🤖 AI Summary
This work addresses the challenge of achieving both generalization and interpretability in peak detection across multimodal physiological signals—such as ECG, PPG, BCG, and BSG—where conventional deep learning approaches often suffer from opaque decision-making that impedes clinical validation. The authors propose an interpretable peak detection framework leveraging instruction-tuned large language models (LLMs). Their approach employs a “peak representation” technique to compress time-series data while preserving critical events, followed by a two-stage optimization combining supervised fine-tuning and multi-objective reinforcement learning. A built-in self-explanation mechanism generates human-readable rationales for model predictions. Evaluated on seven diverse datasets spanning four signal modalities, the method achieves state-of-the-art or tied-best performance, marking the first successful application of LLMs to interpretable, cross-modal physiological signal analysis with support for error attribution and clinically trustworthy verification.
📝 Abstract
Accurate peak detection across diverse cardiac physiological signals, including the Electrocardiogram (ECG), Photoplethysmogram (PPG), Ballistocardiogram (BCG), and Bodyseismography (BSG), is fundamental for cardiovascular monitoring but is often hindered by artifacts and signal variability. Conventional algorithms are typically engineered with expert knowledge for a single signal modality, limiting their generalizability.
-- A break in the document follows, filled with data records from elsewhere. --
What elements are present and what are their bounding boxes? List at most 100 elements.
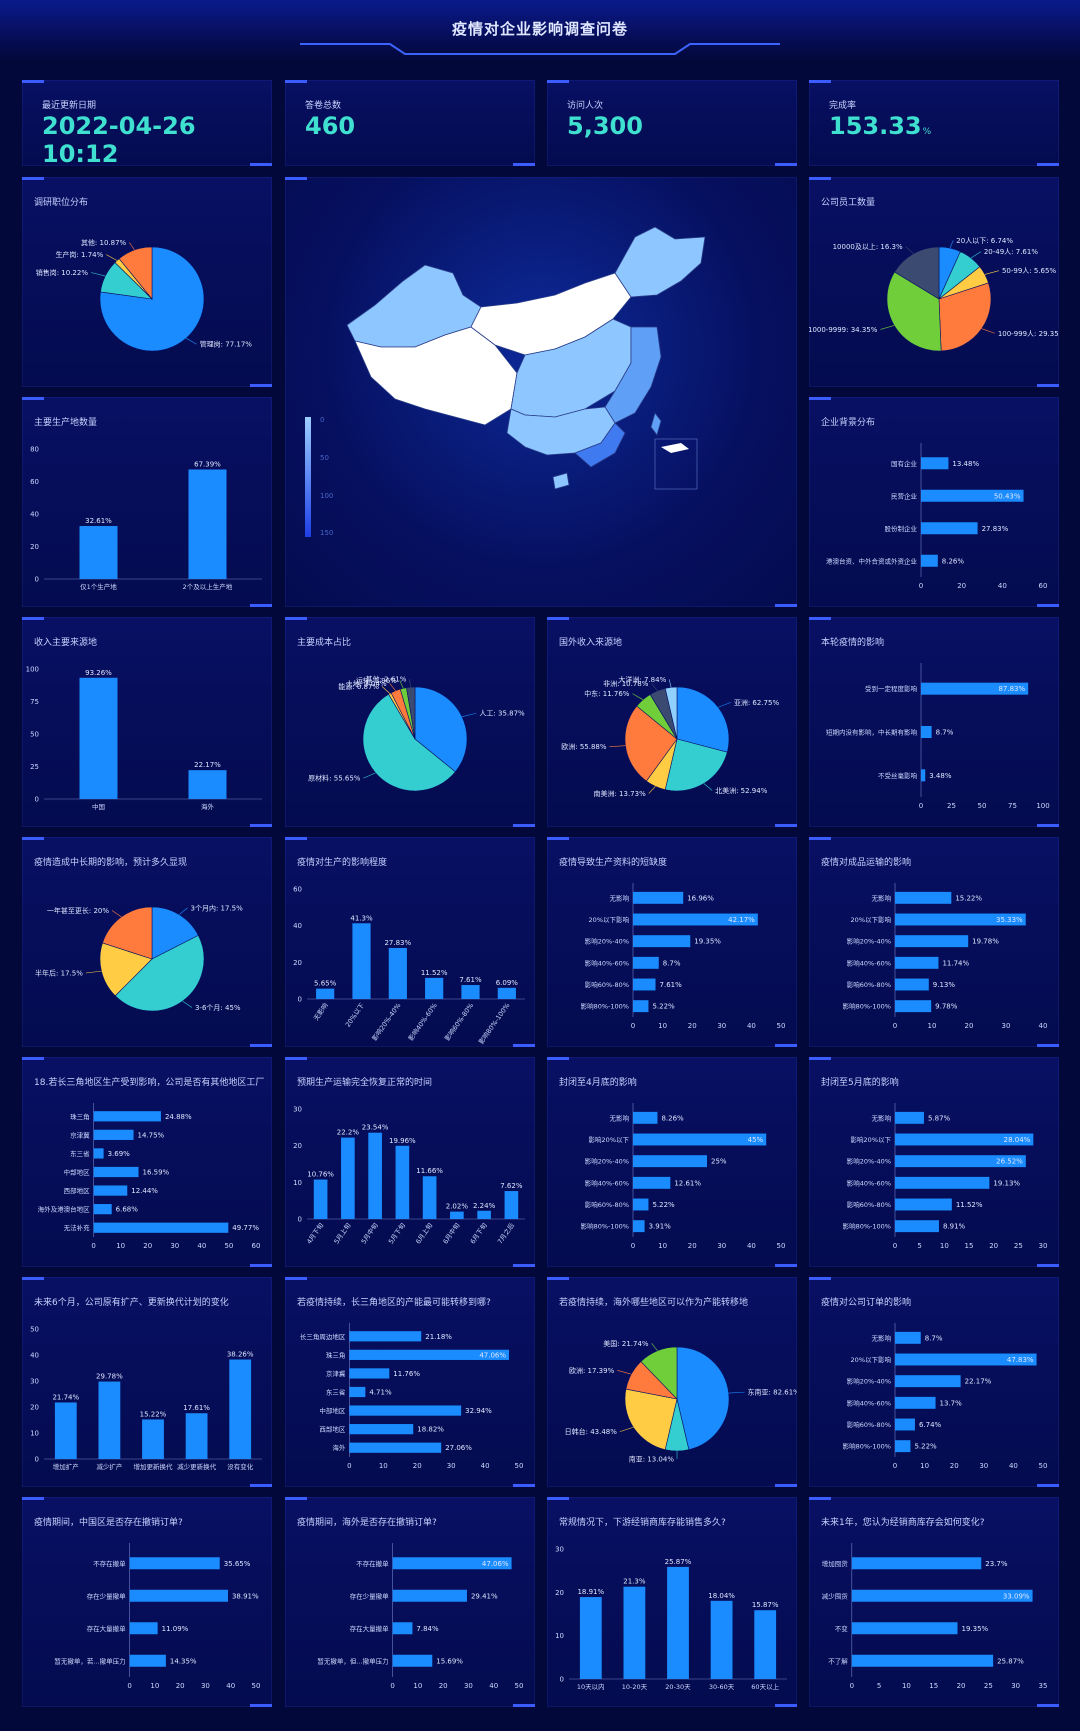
- y-tick-label: 存在大量撤单: [87, 1624, 127, 1633]
- x-tick-label: 50: [252, 1682, 261, 1690]
- y-tick-label: 0: [35, 1456, 39, 1464]
- y-tick-label: 30: [293, 1106, 302, 1114]
- y-tick-label: 影响20%以下: [851, 1135, 892, 1144]
- pie-slice-label: 20-49人: 7.61%: [984, 248, 1039, 256]
- chart-card-prod: 疫情对生产的影响程度 0 20 40 60 5.65% 无影响 41.3% 20%以下 27.83…: [285, 837, 535, 1047]
- chart-title: 未来1年，您认为经销商库存会如何变化?: [821, 1518, 985, 1528]
- bar: [623, 1586, 646, 1679]
- chart-card-may: 封闭至5月底的影响 0 5 10 15 20 25 30 无影响 5.87% 影响20%以下 28.0…: [809, 1057, 1059, 1267]
- pie-leader-line: [461, 712, 477, 717]
- bar: [349, 1442, 442, 1453]
- bar-value-label: 2.02%: [446, 1203, 469, 1211]
- pie-slice: [894, 246, 940, 300]
- x-tick-label: 5月中旬: [359, 1221, 380, 1246]
- y-tick-label: 影响80%-100%: [843, 1442, 891, 1451]
- x-tick-label: 20%以下: [344, 1001, 367, 1028]
- chart-svg: 0 10 20 30 40 50 60 珠三角 24.88% 京津冀 14.75% 东三省 3.69% 中…: [38, 1103, 261, 1250]
- y-tick-label: 珠三角: [326, 1350, 346, 1359]
- pie-slice-label: 半年后: 17.5%: [35, 969, 83, 978]
- chart-title: 疫情造成中长期的影响，预计多久显现: [34, 858, 188, 868]
- bar-value-label: 87.83%: [998, 685, 1025, 693]
- kpi-label: 完成率: [829, 101, 857, 111]
- pie-slice-label: 一年甚至更长: 20%: [47, 906, 109, 915]
- bar: [79, 526, 118, 579]
- bar-value-label: 7.61%: [459, 976, 482, 984]
- x-tick-label: 50: [777, 1242, 786, 1250]
- x-tick-label: 25: [1014, 1242, 1023, 1250]
- bar: [633, 1220, 645, 1233]
- y-tick-label: 无影响: [872, 1113, 892, 1122]
- x-tick-label: 30-60天: [709, 1683, 735, 1691]
- x-tick-label: 40: [226, 1682, 235, 1690]
- bar: [895, 978, 929, 991]
- map-legend-tick: 0: [320, 416, 324, 424]
- bar-value-label: 7.84%: [416, 1625, 439, 1633]
- x-tick-label: 5: [917, 1242, 921, 1250]
- x-tick-label: 10: [940, 1242, 949, 1250]
- y-tick-label: 股份制企业: [885, 524, 918, 533]
- bar: [895, 1133, 1034, 1146]
- kpi-card-visits: 访问人次 5,300: [547, 80, 797, 166]
- pie-leader-line: [409, 679, 412, 688]
- chart-svg: 0 10 20 30 10.76% 4月下旬 22.2% 5月上旬 23.54% 5月中旬 19.9…: [293, 1106, 525, 1246]
- x-tick-label: 60: [252, 1242, 261, 1250]
- x-tick-label: 20: [989, 1242, 998, 1250]
- pie-slice: [114, 934, 205, 1012]
- pie-slice-label: 50-99人: 5.65%: [1002, 267, 1057, 275]
- y-tick-label: 珠三角: [70, 1112, 90, 1121]
- bar: [754, 1610, 777, 1679]
- pie-slice: [624, 1388, 678, 1450]
- y-tick-label: 影响80%-100%: [843, 1002, 891, 1011]
- bar-value-label: 15.22%: [955, 894, 982, 902]
- chart-title: 本轮疫情的影响: [821, 638, 885, 648]
- bar: [895, 913, 1026, 926]
- bar: [921, 726, 932, 738]
- x-tick-label: 0: [919, 582, 923, 590]
- bar: [388, 947, 407, 999]
- y-tick-label: 30: [30, 1378, 39, 1386]
- bar-value-label: 22.2%: [337, 1129, 360, 1137]
- pie-slice-label: 南亚: 13.04%: [629, 1455, 675, 1464]
- x-tick-label: 50: [978, 802, 987, 810]
- kpi-value: 2022-04-26 10:12: [42, 112, 196, 168]
- y-tick-label: 不了解: [828, 1656, 848, 1665]
- x-tick-label: 无影响: [311, 1001, 330, 1023]
- bar-value-label: 41.3%: [350, 914, 373, 922]
- bar-value-label: 22.17%: [965, 1378, 992, 1386]
- bar-value-label: 18.04%: [708, 1592, 735, 1600]
- bar: [316, 988, 335, 999]
- x-tick-label: 10: [920, 1462, 929, 1470]
- x-tick-label: 4月下旬: [304, 1221, 325, 1246]
- bar: [422, 1176, 437, 1219]
- chart-title: 国外收入来源地: [559, 638, 623, 648]
- y-tick-label: 20: [555, 1589, 564, 1597]
- y-tick-label: 影响20%-40%: [847, 937, 891, 946]
- pie-leader-line: [609, 745, 626, 747]
- bar: [349, 1331, 422, 1342]
- bar-value-label: 21.3%: [623, 1578, 646, 1586]
- y-tick-label: 影响40%-60%: [585, 1178, 629, 1187]
- pie-slice: [664, 738, 728, 792]
- pie-slice: [640, 1346, 678, 1400]
- bar: [341, 1137, 355, 1219]
- x-tick-label: 0: [893, 1242, 897, 1250]
- bar: [633, 1000, 649, 1013]
- map-region-guangdong: [574, 422, 626, 468]
- chart-svg: 20人以下: 6.74% 20-49人: 7.61% 50-99人: 5.65% 10…: [809, 237, 1059, 352]
- y-tick-label: 60: [293, 886, 302, 894]
- pie-slice-label: 美国: 21.74%: [603, 1339, 649, 1348]
- pie-slice-label: 中东: 11.76%: [584, 689, 630, 698]
- bar: [895, 891, 952, 904]
- bar-value-label: 47.06%: [479, 1351, 506, 1359]
- chart-card-os_cancel: 疫情期间，海外是否存在撤销订单? 0 10 20 30 40 50 不存在撤单 47.06% 存在…: [285, 1497, 535, 1707]
- y-tick-label: 影响20%-40%: [585, 1157, 629, 1166]
- bar-value-label: 14.75%: [138, 1131, 165, 1139]
- x-tick-label: 10-20天: [622, 1683, 648, 1691]
- chart-svg: 0 10 20 30 40 50 长三角周边地区 21.18% 珠三角 47.06% 京津冀 11.7…: [300, 1323, 523, 1470]
- bar-value-label: 5.22%: [914, 1443, 937, 1451]
- bar: [895, 1111, 924, 1124]
- bar-value-label: 27.83%: [384, 939, 411, 947]
- chart-svg: 管理岗: 77.17% 销售岗: 10.22% 生产岗: 1.74% 其他: 10.8…: [36, 238, 252, 352]
- x-tick-label: 10: [902, 1682, 911, 1690]
- bar: [633, 891, 684, 904]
Conversely, deep learning-based methods often lack interpretability, limiting transparency for expert verification and hindering expert-computer interaction. To address these limitations, we introduce Peak-Detector, a novel framework that leverages instruction-tuned Large Language Models (LLMs) for robust, cross-modal, and explainable peak detection. A core innovation of our framework is a "peak-representation" technique that transforms time-series data into a condensed format, preserving critical event information while significantly reducing signal length. This representation provides a crucial inductive bias, guiding the LLM to reason over physiologically meaningful events rather than raw, noisy data. The model is optimized through a two-stage process: supervised fine-tuning (SFT) followed by reinforcement learning (RL) with a multi-objective reward function. The model's self-explanation capabilities are cultivated by fine-tuning on a custom-built Peak-Explanation dataset. Across four modalities-ECG, PPG, BCG, and BSG-spanning seven datasets (six public benchmarks plus one real-world cohort), Peak-Detector demonstrates strong cross-modal performance, achieving best or tied-best detection under clinically relevant temporal tolerance. Beyond accuracy, the generated rationales surface failure modes and support verification and error analysis.